Beneath them the haze of the ground had altered.

They were standing upon sand. Pale, white sand.

“This reminds me of Irinah’s desert,” she told him. Her distant heart speeding, jaw tight. “We must be close to him. The Maha. Surely we are?”

“I think I can feel him.” She felt more than heard the trembling hope in Zahir’s voice. Around them the branches of the trees twisted, becoming sharp knifepoints that speared the ivory sky.

She felt the sand rising around her ankles. Her distant breath felt shallow, far too shallow. Her ears strangely ached, full somehow of the howl of a storm, wailing—

“I don’t think I can go farther,” she told him. “My flesh. My head—”

“I know,” he said. “The pain is—”

“Too much,” Arwa wrenched out. “My soul hurts. I did not know a soul could hurt.”

Zahir paused, silent. An unreal wind blew the sand around their feet.

“The bridge is not strong enough after all,” he said finally. “Despite your blood. We’ll have to rethink.”

He took a step back, leaning into the tug of those roots. Arwa felt the moment soul and flesh joined, like a piecing together of two halves, roots fusing her whole—

She woke. Gasping.

Her limbs ached strangely. They felt like ill-fitting clothes; they felt as if she had outgrown them. A moment, and the feeling passed. But still, she didn’t move, her face pressed to the blanket beneath her, her breath and tears damp on the cloth.

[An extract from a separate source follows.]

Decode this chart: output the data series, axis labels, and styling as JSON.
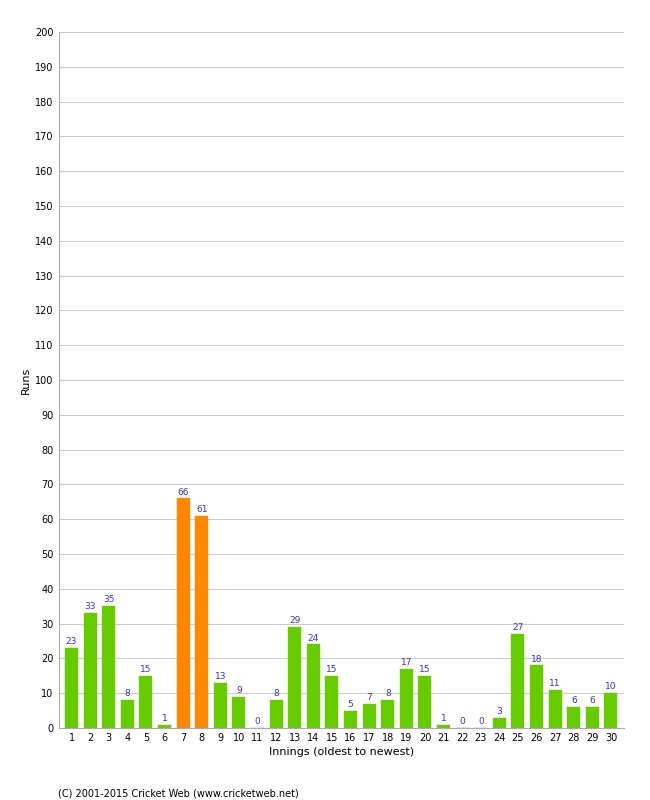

“Lady Arwa.” Zahir’s voice. “I have water.”

She took it and drank gratefully, straight from the carafe.

“How do you feel?” he asked.

“Fine.”

“I will do some study,” he said. “We cannot go farther, if the realm affects us so. Can you stand?”

“I think so.”

He stood and stepped back, allowing Arwa to rise to her own feet. She followed him then back into his library. She steadied herself with a hand on the shelf, making a show of staring at each book in turn to hide her weakness, and following the titles with the brush of her fingers, as she had seen Zahir do many times before.